Alla tua luce

Prima della venuta di Cristo, regnavano le ombre, ma Egli, venendo sulla terra, ci ha portato, insieme alla Sua grazia, anche la Sua verità. E poiché Colui che è la verità in persona è sceso fra noi, anche noi, a nostra volta, dobbiamo essere veri e sinceri nel nostro rapporto con Lui. Essere veri e sinceri equivale infatti a vedere davvero, seppur con gli occhi della mente, le grandi meraviglie che Egli ha compiuto perché noi potessimo contemplarle. 

San Giovanni dichiara: «Il Figlio di Dio [...] ci ha dato l'intelligenza per conoscere il vero Dio. E noi siamo nel vero Dio, nel Figlio suo Gesù Cristo» (1Gv 5,20). 

La nostra professione di fede, le nostre convinzioni, la nostra preghiera, i nostri rapporti con gli altri le nostre conversazioni, le nostre discussioni e i nostri insegnamenti devono essere sinceri.

Il nostro è un tempo in cui ciascuno è tenuto ad avere un'opinione su tutto, dai temi politici e sociali a quelli religiosi, perché, in un modo o nell'altro, ognuno di noi può influire sulle decisioni prese; tuttavia le masse sono per lo più assolutamente incapaci di contribuire a tali decisioni.

L'opinione pubblica è così mutevole. Oggi il suo idolo è un determinato uomo o un determinato provvedimento, domani un altro. Essa non è mai riuscita ad andare oltre tendenza a confondere le ombre con la realtà.
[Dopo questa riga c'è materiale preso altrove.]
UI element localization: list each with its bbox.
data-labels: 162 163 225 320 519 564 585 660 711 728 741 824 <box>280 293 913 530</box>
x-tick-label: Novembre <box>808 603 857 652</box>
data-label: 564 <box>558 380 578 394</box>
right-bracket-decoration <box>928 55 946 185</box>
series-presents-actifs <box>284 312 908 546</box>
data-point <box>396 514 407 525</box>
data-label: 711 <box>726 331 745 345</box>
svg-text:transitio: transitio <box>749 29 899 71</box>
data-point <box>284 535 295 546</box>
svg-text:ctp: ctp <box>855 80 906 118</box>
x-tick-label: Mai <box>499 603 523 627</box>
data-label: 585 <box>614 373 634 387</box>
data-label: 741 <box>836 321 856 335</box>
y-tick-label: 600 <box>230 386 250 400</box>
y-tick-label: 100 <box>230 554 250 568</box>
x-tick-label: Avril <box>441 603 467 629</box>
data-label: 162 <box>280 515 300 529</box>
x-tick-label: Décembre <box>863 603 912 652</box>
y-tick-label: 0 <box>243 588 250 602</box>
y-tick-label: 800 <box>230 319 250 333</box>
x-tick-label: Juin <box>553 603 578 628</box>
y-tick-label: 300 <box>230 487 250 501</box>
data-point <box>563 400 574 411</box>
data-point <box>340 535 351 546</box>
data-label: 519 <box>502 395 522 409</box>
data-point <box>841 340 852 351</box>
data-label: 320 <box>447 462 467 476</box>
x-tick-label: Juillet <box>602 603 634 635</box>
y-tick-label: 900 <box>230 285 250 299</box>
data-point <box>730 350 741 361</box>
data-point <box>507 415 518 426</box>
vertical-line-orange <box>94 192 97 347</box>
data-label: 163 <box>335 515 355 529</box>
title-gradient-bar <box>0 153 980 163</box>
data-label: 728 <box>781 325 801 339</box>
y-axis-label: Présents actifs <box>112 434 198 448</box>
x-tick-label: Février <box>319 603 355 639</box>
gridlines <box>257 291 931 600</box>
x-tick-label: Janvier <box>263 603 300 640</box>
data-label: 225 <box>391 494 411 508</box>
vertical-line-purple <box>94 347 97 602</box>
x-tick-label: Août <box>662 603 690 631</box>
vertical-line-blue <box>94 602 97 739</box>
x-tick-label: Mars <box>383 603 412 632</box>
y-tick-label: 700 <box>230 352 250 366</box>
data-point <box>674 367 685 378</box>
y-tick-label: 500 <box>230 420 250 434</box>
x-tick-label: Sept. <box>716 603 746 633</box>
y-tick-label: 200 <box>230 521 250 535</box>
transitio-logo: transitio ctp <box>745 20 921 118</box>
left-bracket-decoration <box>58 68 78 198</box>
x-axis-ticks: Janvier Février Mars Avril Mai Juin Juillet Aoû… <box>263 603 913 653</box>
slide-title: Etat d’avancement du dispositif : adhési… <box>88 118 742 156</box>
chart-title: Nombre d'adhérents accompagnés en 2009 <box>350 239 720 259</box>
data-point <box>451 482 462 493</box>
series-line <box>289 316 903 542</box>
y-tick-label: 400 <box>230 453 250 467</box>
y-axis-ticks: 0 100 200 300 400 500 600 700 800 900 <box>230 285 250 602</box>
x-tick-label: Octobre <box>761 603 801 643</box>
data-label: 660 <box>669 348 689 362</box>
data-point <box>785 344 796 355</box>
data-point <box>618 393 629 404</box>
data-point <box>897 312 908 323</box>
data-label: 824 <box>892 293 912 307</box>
Molti uomini, quando vengono a contatto con persone che soffrono e desiderano manifestare la propria solidarietà nei loro confronti, spesso esprimono il proprio dolore in modo estremamente artificioso. Non sto dicendo che sia tutta colpa loro, perché è molto difficile sapere cosa fare in questi casi: da un lato, infatti, non siamo capaci di immedesimarci in pieno nella sofferenza altrui, dall'altro, però, desideriamo comunque attestare la nostra comprensione a coloro che la provano. Allora crediamo necessario assumere un'espressione triste, ma (anche ammesso che ci riusciamo) questa non può essere genuina, perché non rispecchia la nostra situazione personale.

Alcune persone pregano non come peccatori che si rivolgono con fiducia al loro Dio, non come il pubblicano che si batteva il petto e diceva: «O Dio, abbiamo pietà di me peccatore», ma nel modo che secondo loro si adduce a chi è schiacciato dalla colpa, nella maniera a loro avviso più consona a questa difficile situazione. Sono concentrati su se stessi, impegnati a riflettere su quello che stanno facendo, e anziché accostarsi direttamente alla misericordia divina, sono pervasi dal pensiero che Dio è grande e l'uomo è la sua creatura, che Dio è in cielo e l'uomo sulla terra, che stanno compiendo una devozione alta e solenne e che devono adeguarsi al suo sublime e importantissimo significato.

Vi sono infiniti modi di guardare a questo mondo, ma uno soltanto è quello giusto. L'uomo dedito al piacere come quello schiavo del guadagno o quello votato al culto dell'intelletto; i poveri e i ricchi, i governanti e i governati, gli appagati e gli scontenti, i sapienti e gli ignoranti: ognuno ha il suo modo di guardare alla realtà che si presenta dinanzi ai suoi occhi e ognuno di questi è sbagliato. L'unico modo giusto di vedere le cose è quello di Dio. Aspiriamo a guardare il mondo alla maniera di Dio. Aspiriamo a vedere le cose come le vede lui, a giudicare le persone, gli eventi, le gerarchie, le fortune, i cambiamenti e gli scopi, come li giudica lui. Aspiriamo a guardare a questa vita, e a quella del mondo che verrà, e alle realtà invisibili, con gli occhi di Dio. Aspiriamo a vedere Dio nel suo splendore.

 

Accogliamo la verità con riverenza e preghiamo Dio di donarci la buona volontà, la luce divina e la forza spirituale perché essa possa portare frutto in noi.